Forget Repeal–Focus On Family Wealth Transfer Challenges
Regardless of what the President and Congress decide to do with the estate, gift, and generation-skipping transfer tax system, there will always be a need for family financial planning. Even in a world completely devoid of taxes, there will always be a need for the services we render.
Many people have assumed that in an estate tax-free environment there will be no “estate-related” reasons to provide liquidity. Quite simply, this is wrong–liquidity solves problems.
It provides income, pays down debt, allows for continuing a business, pays for education, balances inheritances among various classes of heirs, provides for a second spouse and meets the expenses of estate administration. All of these problems occur with or without estate taxes.
Even if estate tax repeal is made permanent, it makes sense to keep your attention on estate liquidity planning.
Several things have happened recently that have focused attention on estate planning. First, of course, are the complicated provisions of the Economic Growth and Tax Relief and Reconciliation Act of 2001 (EGTRRA).
Second, the depressed economy and the stock market certainly have heightened peoples awareness of their wealth and the uncertainty often associated with investments. This is a motivating factor for clients to pursue aggressively estate-planning opportunities. A key component of this planning is to provide estate liquidity through the placement of insurance products.
Consider some of the details in EGTRRA. As you might imagine, the carry-over basis regime is extremely difficult to administer. Remember when we tried this 25 years ago with literally no success? The carry-over basis regime was such a disaster that it was retroactively repealed back in 1981. Even with the advent of computers, there is nothing that indicates we will be any more successful in tracking basis now than we were some 25 years ago.

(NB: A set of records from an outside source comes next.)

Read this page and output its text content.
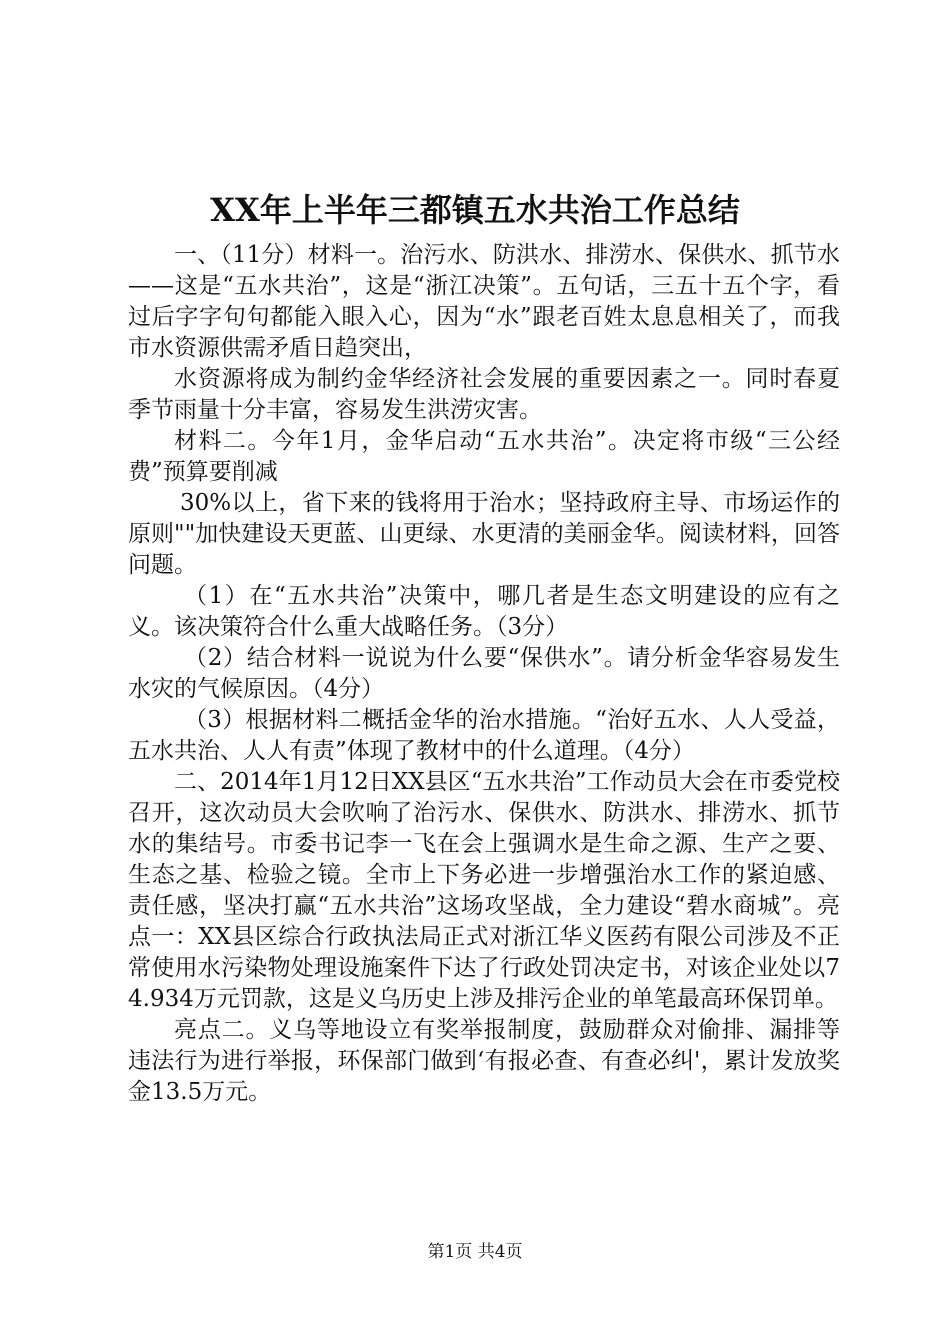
XX年上半年三都镇五水共治工作总结

一、（11分）材料一。治污水、防洪水、排涝水、保供水、抓节水——这是“五水共治”，这是“浙江决策”。五句话，三五十五个字，看过后字字句句都能入眼入心，因为“水”跟老百姓太息息相关了，而我市水资源供需矛盾日趋突出，

水资源将成为制约金华经济社会发展的重要因素之一。同时春夏季节雨量十分丰富，容易发生洪涝灾害。

材料二。今年1月，金华启动“五水共治”。决定将市级“三公经费”预算要削减

30%以上，省下来的钱将用于治水；坚持政府主导、市场运作的原则""加快建设天更蓝、山更绿、水更清的美丽金华。阅读材料，回答问题。

（1）在“五水共治”决策中，哪几者是生态文明建设的应有之义。该决策符合什么重大战略任务。（3分）

（2）结合材料一说说为什么要“保供水”。请分析金华容易发生水灾的气候原因。（4分）

（3）根据材料二概括金华的治水措施。“治好五水、人人受益，五水共治、人人有责”体现了教材中的什么道理。（4分）

二、2014年1月12日XX县区“五水共治”工作动员大会在市委党校召开，这次动员大会吹响了治污水、保供水、防洪水、排涝水、抓节水的集结号。市委书记李一飞在会上强调水是生命之源、生产之要、生态之基、检验之镜。全市上下务必进一步增强治水工作的紧迫感、责任感，坚决打赢“五水共治”这场攻坚战，全力建设“碧水商城”。亮点一：XX县区综合行政执法局正式对浙江华义医药有限公司涉及不正常使用水污染物处理设施案件下达了行政处罚决定书，对该企业处以74.934万元罚款，这是义乌历史上涉及排污企业的单笔最高环保罚单。

亮点二。义乌等地设立有奖举报制度，鼓励群众对偷排、漏排等违法行为进行举报，环保部门做到‘有报必查、有查必纠'，累计发放奖金13.5万元。

第1页 共4页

Obviously, under a carry-over basis regime, record keeping will be at a premium. This is going to add cost to the administration of estates. It will also place a huge burden on you as financial advisors to your clients. And we all know that if we are unable to substantiate basis, the Internal Revenue Service presumes your basis is zero.

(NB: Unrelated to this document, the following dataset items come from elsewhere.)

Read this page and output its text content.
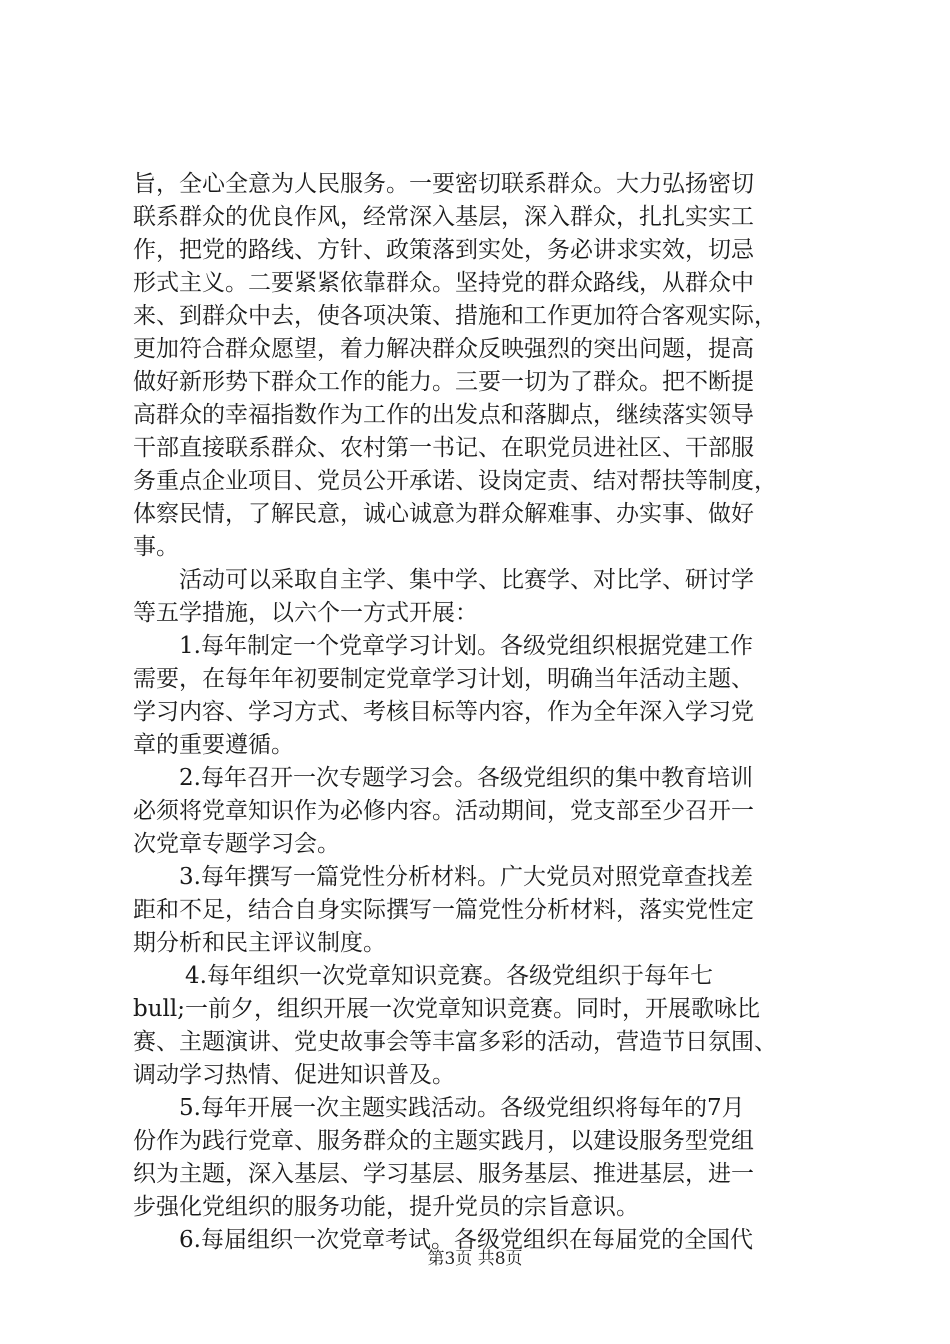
旨，全心全意为人民服务。一要密切联系群众。大力弘扬密切
联系群众的优良作风，经常深入基层，深入群众，扎扎实实工
作，把党的路线、方针、政策落到实处，务必讲求实效，切忌
形式主义。二要紧紧依靠群众。坚持党的群众路线，从群众中
来、到群众中去，使各项决策、措施和工作更加符合客观实际，
更加符合群众愿望，着力解决群众反映强烈的突出问题，提高
做好新形势下群众工作的能力。三要一切为了群众。把不断提
高群众的幸福指数作为工作的出发点和落脚点，继续落实领导
干部直接联系群众、农村第一书记、在职党员进社区、干部服
务重点企业项目、党员公开承诺、设岗定责、结对帮扶等制度，
体察民情，了解民意，诚心诚意为群众解难事、办实事、做好
事。
活动可以采取自主学、集中学、比赛学、对比学、研讨学
等五学措施，以六个一方式开展：
1.每年制定一个党章学习计划。各级党组织根据党建工作
需要，在每年年初要制定党章学习计划，明确当年活动主题、
学习内容、学习方式、考核目标等内容，作为全年深入学习党
章的重要遵循。
2.每年召开一次专题学习会。各级党组织的集中教育培训
必须将党章知识作为必修内容。活动期间，党支部至少召开一
次党章专题学习会。
3.每年撰写一篇党性分析材料。广大党员对照党章查找差
距和不足，结合自身实际撰写一篇党性分析材料，落实党性定
期分析和民主评议制度。
4.每年组织一次党章知识竞赛。各级党组织于每年七
bull;一前夕，组织开展一次党章知识竞赛。同时，开展歌咏比
赛、主题演讲、党史故事会等丰富多彩的活动，营造节日氛围、
调动学习热情、促进知识普及。
5.每年开展一次主题实践活动。各级党组织将每年的7月
份作为践行党章、服务群众的主题实践月，以建设服务型党组
织为主题，深入基层、学习基层、服务基层、推进基层，进一
步强化党组织的服务功能，提升党员的宗旨意识。
6.每届组织一次党章考试。各级党组织在每届党的全国代
第3页 共8页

You can also imagine the potential conflicts over basis allocation among various beneficiaries of an estate. No beneficiary of an estate wants to take carry-over basis unless that basis is reasonably close to fair market value at the time of receipt. This is because of the locked-in capital gain associated with the lack of a full basis step-up.
In many estates, especially when the surviving spouse may not be the parent of the decedents children, there will be significant tension over the allocation of assets to the children over a spouse.
This is particularly the case in estates that contain closely held businesses that may be run by the children of the deceased. An executor might want to allocate the stock in the business to the surviving spouse just to get the spousal step-up in basis. The executors zeal to get a basis adjustment will have to be tempered by the request of the children to allocate the stock to them even though no step-up in basis will be allocated.
Obviously, this is a major problem, one that can and should be solved with life insurance.
In cases such as these, even though no estate tax may be due, the capital gains tax burden could be very substantial. Thus, instead of procuring life insurance for the purpose of paying estate taxes, we will be placing life insurance as the solution to a very complicated basis adjustment allocation in the estate.
Obviously, a new focus for all of us in an estate tax repeal/carry-over basis era will be capital gains taxes. And, whenever capital gains are an issue, we consider using a charitable remainder trust. Under carry-over basis rules, we will be using them even more.